The surgery itself ended up lasting four hours.  I think my dear husband was beside himself with worry.  I was out cold for it all since I was given propofol. Or, if I were awake, I have absolutely no memory of anything, thank heavens.  The doctor had to perform a heart ablation.   This ablation should have destroyed those places in my heart that were causing arrhythmias.  During the study, I did go into atrial fibrillation (aFib) with my heart beating 200 beats a minute.  The doctors were unable to slow down the rapid beat with medication while I was in surgery, so they had to shock my heart back into rhythm using those discs that been attached to my body prior to surgery.  I'd say it is handy to have a defibrillator attached to your body!

Because the procedure was done by a catheter being fed up to my heart via an entrance in the groin, I had to lie flat on my back another four hours after surgery.  I was constantly monitored so I wouldn't cross my legs or try to bend them, or attempt to get up.  I had exceptional care during the entire time I was in the hospital.  There are only three patients for every nurse on the cardiac recovery unit.    I felt very safe and cared for.

I spent the night after surgery in the hospital.  This is always done after an ablation.  Reportedly, I had no palpitations at all, and my heart rate was good the entire time.  I did have some bouts with low blood pressure during the morning hours on the day after surgery.  My readings were as low as 88/48.  I have problems with low blood pressure at times, so this was not a new thing.  Once I was up and moving around, my blood pressure improved.

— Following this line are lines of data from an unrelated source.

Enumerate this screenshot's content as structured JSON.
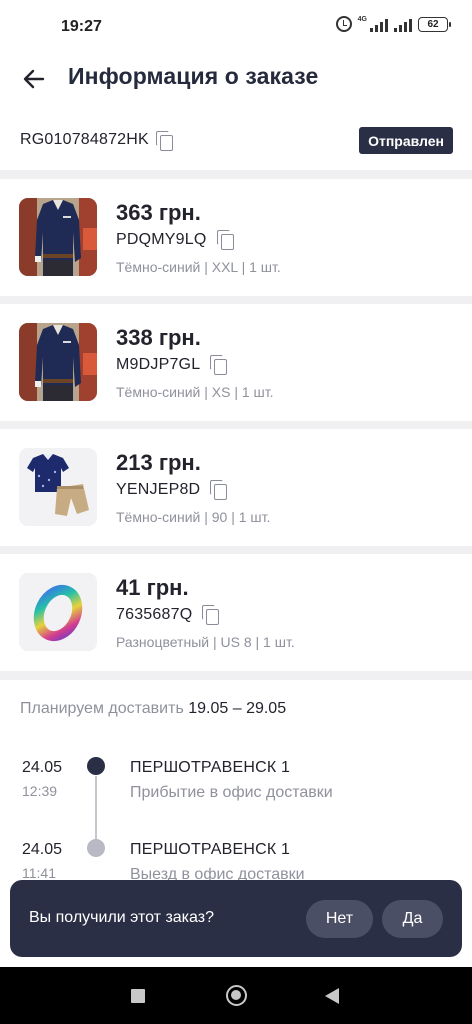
{
  "status_bar": {
    "time": "19:27",
    "network": "4G",
    "battery": "62"
  },
  "header": {
    "title": "Информация о заказе"
  },
  "order": {
    "id": "RG010784872HK",
    "status": "Отправлен"
  },
  "products": [
    {
      "price": "363 грн.",
      "sku": "PDQMY9LQ",
      "variant": "Тёмно-синий | XXL | 1 шт.",
      "image": "navy-shirt"
    },
    {
      "price": "338 грн.",
      "sku": "M9DJP7GL",
      "variant": "Тёмно-синий | XS | 1 шт.",
      "image": "navy-shirt"
    },
    {
      "price": "213 грн.",
      "sku": "YENJEP8D",
      "variant": "Тёмно-синий | 90 | 1 шт.",
      "image": "kids-polo-shorts-set"
    },
    {
      "price": "41 грн.",
      "sku": "7635687Q",
      "variant": "Разноцветный | US 8 | 1 шт.",
      "image": "rainbow-ring"
    }
  ],
  "delivery": {
    "plan_label": "Планируем доставить",
    "plan_dates": "19.05 – 29.05",
    "events": [
      {
        "date": "24.05",
        "time": "12:39",
        "city": "ПЕРШОТРАВЕНСК 1",
        "description": "Прибытие в офис доставки",
        "active": true
      },
      {
        "date": "24.05",
        "time": "11:41",
        "city": "ПЕРШОТРАВЕНСК 1",
        "description": "Выезд в офис доставки",
        "active": false
      }
    ]
  },
  "prompt": {
    "question": "Вы получили этот заказ?",
    "no_label": "Нет",
    "yes_label": "Да"
  },
  "colors": {
    "accent_dark": "#2b2f45",
    "muted_text": "#8f919c",
    "timeline_active": "#2b2f45",
    "timeline_inactive": "#b8b9c4"
  }
}
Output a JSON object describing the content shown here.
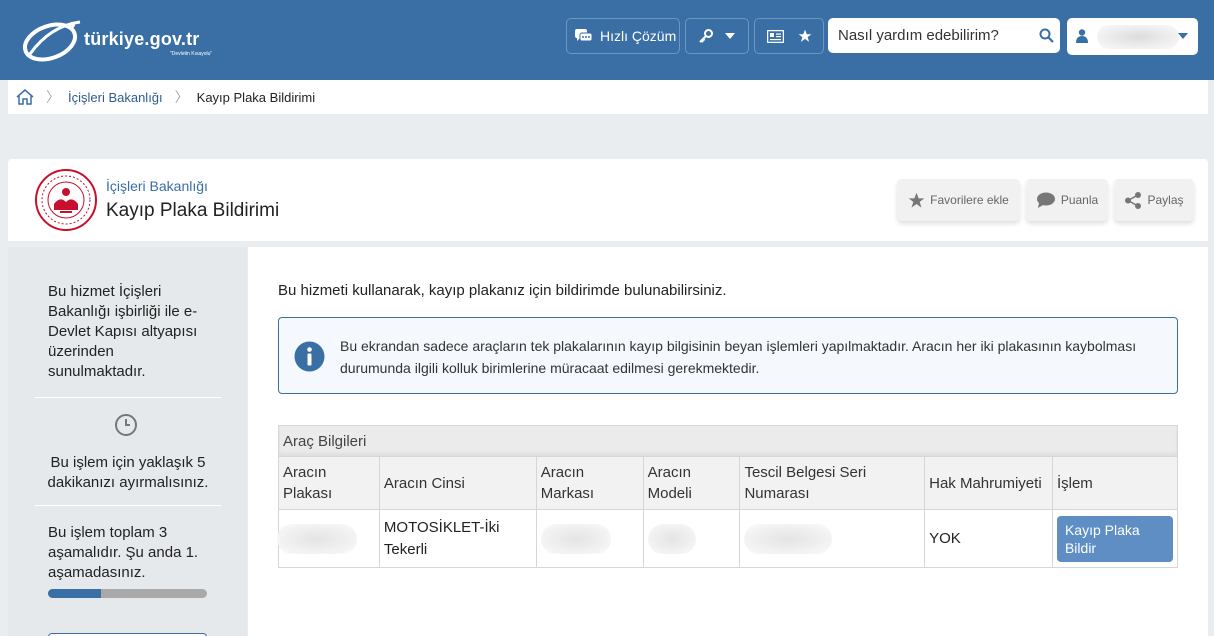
{
  "header": {
    "logo_text": "türkiye.gov.tr",
    "logo_tagline": "\"Devletin Kısayolu\"",
    "quick_solution_label": "Hızlı Çözüm",
    "search_placeholder": "Nasıl yardım edebilirim?",
    "brand_color": "#3a6fa5"
  },
  "breadcrumb": {
    "items": [
      "İçişleri Bakanlığı",
      "Kayıp Plaka Bildirimi"
    ]
  },
  "service": {
    "ministry": "İçişleri Bakanlığı",
    "title": "Kayıp Plaka Bildirimi",
    "favorite_label": "Favorilere ekle",
    "rate_label": "Puanla",
    "share_label": "Paylaş"
  },
  "sidebar": {
    "cooperation_text": "Bu hizmet İçişleri Bakanlığı işbirliği ile e-Devlet Kapısı altyapısı üzerinden sunulmaktadır.",
    "duration_text": "Bu işlem için yaklaşık 5 dakikanızı ayırmalısınız.",
    "step_text": "Bu işlem toplam 3 aşamalıdır. Şu anda 1. aşamadasınız.",
    "progress": 0.333
  },
  "main": {
    "intro": "Bu hizmeti kullanarak, kayıp plakanız için bildirimde bulunabilirsiniz.",
    "info_text": "Bu ekrandan sadece araçların tek plakalarının kayıp bilgisinin beyan işlemleri yapılmaktadır. Aracın her iki plakasının kaybolması durumunda ilgili kolluk birimlerine müracaat edilmesi gerekmektedir.",
    "table": {
      "caption": "Araç Bilgileri",
      "headers": [
        "Aracın Plakası",
        "Aracın Cinsi",
        "Aracın Markası",
        "Aracın Modeli",
        "Tescil Belgesi Seri Numarası",
        "Hak Mahrumiyeti",
        "İşlem"
      ],
      "row": {
        "type": "MOTOSİKLET-İki Tekerli",
        "deprivation": "YOK",
        "action_label": "Kayıp Plaka Bildir"
      }
    }
  }
}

The doctor put me on a diabetic diet while I was in the hospital.  Smart move on his part, and actually, the food I had while I was there was exceptional.  For lunch just before I left to go home, I had crab cakes, delicious crab cakes, arranged on a bed of romaine lettuce, and served with fresh asparagus spears grilled to perfection, and fresh steamed spinach.  I was even allowed one half of a slice of carrot cake.  It was all very good tasting and quite satisfying.


I'm so very grateful to have this procedure behind me.  For years, my doctor has discussed the possibility of doing such a procedure, but she never felt the time had come when I needed it.  I was referred to Dr. X. by way of my wonderful G.I. doctor at National Jewish.  (She referred me to a NJH cardiologist.  He went through my records.  During a consultation with the NJH cardiologist, he said I needed to go the University of Colorado Hospital to their electrophysiology doctors and even made sure I saw Dr. X.)  There were actually two doctors of cardiac electrophysiology who attended me during my surgery, and neither one expected to find what they did once they were able to do the electrical study of my heart.  The problems just were not showing up on the holter monitors that I have worn so often.  

I look forward to again being able to walk at longer distances, hike up some hills, and just live life without episodes of tachycardia (rapid heart beat) stopping me in my tracks.  I hope to no longer be bothered by constant palpitations.  I hope to have fewer dizzy spells.  I think my quality of life just got better, much better.  I am so grateful.

Thank you to all of you that sent me good wishes.  Soon, I will be back to being able to exercise and walk.  The next battle is with the weight I've put on.  Along with that battle, I'll be battling pre-diabetes.  Onward and upward…

**I am not a medical doctor, and I have limited understanding of all that took place during my surgery.  It has been explained to me.  One doctor even drew a picture for me.  My knowledge and understanding of the procedure remains quite limited.  I've only conveyed to you what I understand.  I'm sure there were wonderful technical things done of which I have no knowledge.  Thankfully, I can leave all that knowledge to my doctors while I remain the one who benefited from their education, skill, and expertise.